Update: I provided an answer of my own (reflecting the things I discovered since I asked the question). But there is still lot to be added. I'd love to hear about other people's opinions on the solutions and relations among them. In particular short, intuitive descriptions of the methods used. Come on, the bounty awaits ;-)
Now, this might look like a question into the history of Ising model but actually it's about physics. In particular I want to learn about all the approaches to Ising model that have in some way or other relation to Onsager's solution.
Also, I am asking three questions at once but they are all very related so I thought it's better to put them under one umbrella. If you think it would be better to split please let me know.
When reading articles and listening to lectures one often encounters so called Onsager's solution. This is obviously very famous, a first case of a complete solution of a microscopic system that exhibits phase transition. So it is pretty surprising that each time I hear about it, the derivation is (at least ostensibly) completely different.
To be more precise and give some examples:
- The most common approach seems to be through computation of eigenvalues of some transfer matrix.
- There are few approaches through Peierl's contour model.

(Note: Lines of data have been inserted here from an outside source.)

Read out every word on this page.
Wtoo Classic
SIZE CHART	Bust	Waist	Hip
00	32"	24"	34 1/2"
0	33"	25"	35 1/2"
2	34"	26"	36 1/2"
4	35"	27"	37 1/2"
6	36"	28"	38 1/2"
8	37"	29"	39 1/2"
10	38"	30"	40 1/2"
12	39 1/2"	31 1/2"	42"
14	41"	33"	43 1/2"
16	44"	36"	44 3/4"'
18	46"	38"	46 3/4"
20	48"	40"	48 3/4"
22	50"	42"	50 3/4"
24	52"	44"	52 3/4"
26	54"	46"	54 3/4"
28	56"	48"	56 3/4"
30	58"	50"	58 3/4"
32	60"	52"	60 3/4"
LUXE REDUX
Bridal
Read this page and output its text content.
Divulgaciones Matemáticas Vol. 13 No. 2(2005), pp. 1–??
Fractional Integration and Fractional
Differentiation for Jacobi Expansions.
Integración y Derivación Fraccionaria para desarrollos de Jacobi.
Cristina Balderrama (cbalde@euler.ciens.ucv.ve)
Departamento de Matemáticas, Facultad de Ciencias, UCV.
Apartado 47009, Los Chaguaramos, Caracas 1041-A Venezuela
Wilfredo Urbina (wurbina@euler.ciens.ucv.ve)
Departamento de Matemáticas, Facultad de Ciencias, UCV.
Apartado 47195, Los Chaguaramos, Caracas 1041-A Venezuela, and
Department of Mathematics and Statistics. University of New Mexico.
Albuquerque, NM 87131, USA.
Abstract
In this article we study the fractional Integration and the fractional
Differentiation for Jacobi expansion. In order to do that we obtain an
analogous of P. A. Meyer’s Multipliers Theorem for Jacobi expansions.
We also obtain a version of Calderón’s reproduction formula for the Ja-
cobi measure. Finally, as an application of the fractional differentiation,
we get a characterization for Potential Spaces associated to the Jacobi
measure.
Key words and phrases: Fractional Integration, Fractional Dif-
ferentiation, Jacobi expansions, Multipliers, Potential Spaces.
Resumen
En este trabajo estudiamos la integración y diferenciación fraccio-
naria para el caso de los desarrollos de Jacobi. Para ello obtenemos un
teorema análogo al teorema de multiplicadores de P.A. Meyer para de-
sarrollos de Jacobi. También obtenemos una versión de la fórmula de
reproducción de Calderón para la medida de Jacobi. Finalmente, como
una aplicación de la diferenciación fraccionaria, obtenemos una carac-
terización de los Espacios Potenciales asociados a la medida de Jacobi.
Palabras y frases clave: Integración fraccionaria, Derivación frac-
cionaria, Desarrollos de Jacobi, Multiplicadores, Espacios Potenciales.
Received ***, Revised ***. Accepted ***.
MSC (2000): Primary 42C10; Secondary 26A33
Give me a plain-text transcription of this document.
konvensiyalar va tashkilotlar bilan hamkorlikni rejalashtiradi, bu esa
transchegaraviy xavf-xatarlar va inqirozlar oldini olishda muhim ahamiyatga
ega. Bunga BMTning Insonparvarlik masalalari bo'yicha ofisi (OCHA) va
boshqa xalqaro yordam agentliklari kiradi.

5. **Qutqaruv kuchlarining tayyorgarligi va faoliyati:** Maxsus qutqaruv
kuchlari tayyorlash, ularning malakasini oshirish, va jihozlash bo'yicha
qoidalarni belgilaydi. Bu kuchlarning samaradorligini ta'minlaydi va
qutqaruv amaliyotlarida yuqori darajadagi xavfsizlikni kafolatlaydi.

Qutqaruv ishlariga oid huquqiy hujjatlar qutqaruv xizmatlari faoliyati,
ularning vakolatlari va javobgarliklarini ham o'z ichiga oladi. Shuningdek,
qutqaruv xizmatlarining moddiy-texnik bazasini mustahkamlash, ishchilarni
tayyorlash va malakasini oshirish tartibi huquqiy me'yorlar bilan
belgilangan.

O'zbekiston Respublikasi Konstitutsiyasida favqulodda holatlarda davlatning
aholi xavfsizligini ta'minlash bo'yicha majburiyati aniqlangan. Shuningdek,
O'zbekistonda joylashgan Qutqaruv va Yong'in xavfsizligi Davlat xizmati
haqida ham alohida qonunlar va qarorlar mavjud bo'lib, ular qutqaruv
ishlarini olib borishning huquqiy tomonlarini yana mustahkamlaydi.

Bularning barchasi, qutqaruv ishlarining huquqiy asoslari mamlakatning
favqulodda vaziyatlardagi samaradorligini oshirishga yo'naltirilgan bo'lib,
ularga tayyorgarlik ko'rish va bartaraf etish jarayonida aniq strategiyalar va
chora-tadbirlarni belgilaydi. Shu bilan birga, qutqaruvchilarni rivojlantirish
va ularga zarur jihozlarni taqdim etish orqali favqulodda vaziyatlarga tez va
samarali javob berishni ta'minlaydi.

This can then be reformulated in terms of a model of cycles on edges and then one can either proceed by cluster expansion or again by some matrix calculations.
The solutions differ in what type of matrix they use and also whether or not they employ Fourier transform.
Now, my questions (or rather requests) are:
- Try to give another example of an approach that might be called Onsager's solution (you can also include variations of the ones I already mentioned).
- Are all of these approaches really that different? Argue why or why not some (or better yet, all) of them could happen to be equivalent.
- What approach did Onsager actually take in his original paper. In other words, which of the numerous Onsager's solutions is actually the Onsager's solution.
For 3.: I looked at the paper for a bit and I am a little perplexed. On the one hand it looks like it might be related to transfer matrix but on the other hand it talks about quaternion algebras. Now that might be just a quirk of Onsager's approach to 4x4 matrices that pop basically in every other solution but I'll need some time to understand it; so any help is appreciated.